Ze slenterde chagrijnig over de straten heen en keek voor het eerst in een lange tijd niet om zich heen. Haar blik bleef gefocust op het grindpad dat voor haar lag en op de plekken waar haar voetstappen gestaan hadden, kolkten stofwolkjes omhoog. Van de wereld om zich heen kreeg ze weinig tot niets mee: zelfs op de vriendelijke groeten van vrolijke buren of schoolgenoten reageerde ze niet.

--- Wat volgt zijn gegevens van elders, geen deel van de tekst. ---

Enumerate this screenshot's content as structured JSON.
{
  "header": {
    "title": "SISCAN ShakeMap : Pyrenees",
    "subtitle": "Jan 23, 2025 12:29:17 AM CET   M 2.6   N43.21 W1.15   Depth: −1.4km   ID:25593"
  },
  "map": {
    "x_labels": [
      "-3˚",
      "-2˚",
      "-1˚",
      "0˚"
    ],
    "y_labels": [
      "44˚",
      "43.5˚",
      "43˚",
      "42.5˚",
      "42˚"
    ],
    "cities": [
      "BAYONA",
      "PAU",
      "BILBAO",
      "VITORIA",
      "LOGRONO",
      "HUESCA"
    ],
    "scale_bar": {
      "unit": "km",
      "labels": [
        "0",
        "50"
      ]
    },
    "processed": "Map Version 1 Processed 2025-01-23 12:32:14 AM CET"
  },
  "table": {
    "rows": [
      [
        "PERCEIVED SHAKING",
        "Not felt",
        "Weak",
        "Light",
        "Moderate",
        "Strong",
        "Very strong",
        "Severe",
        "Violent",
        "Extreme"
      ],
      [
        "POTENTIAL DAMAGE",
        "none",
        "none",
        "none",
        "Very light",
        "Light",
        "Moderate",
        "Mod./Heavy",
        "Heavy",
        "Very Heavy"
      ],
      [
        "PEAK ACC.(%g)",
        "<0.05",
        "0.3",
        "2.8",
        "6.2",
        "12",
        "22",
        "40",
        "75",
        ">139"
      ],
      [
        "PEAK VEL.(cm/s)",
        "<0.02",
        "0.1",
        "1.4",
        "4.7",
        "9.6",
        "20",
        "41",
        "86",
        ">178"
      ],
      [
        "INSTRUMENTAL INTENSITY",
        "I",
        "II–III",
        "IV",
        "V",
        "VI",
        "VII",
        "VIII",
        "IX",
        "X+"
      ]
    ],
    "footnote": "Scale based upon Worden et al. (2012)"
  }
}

Ze was simpelweg te druk bezig met alle mogelijke uitkomsten van het naderende gesprek te analyseren om ook maar iets op te merken van wat er verder gebeurde.

Vandaar dat ze niet merkte hoe een paar jongelingen gierend van het lachen achter elkaar aanrenden met de tuinslang, hoe twee vliegaards krassend opvlogen toen de jongelingen aan kwamen stampen en hoe de moeder van één van het stel met haar vuist zwaaide. Het tafereel was zo vredig dat het niet op zijn plek leek, zeker niet als je bedacht dat Lori zo meteen het gesprek van haar leven moest voeren.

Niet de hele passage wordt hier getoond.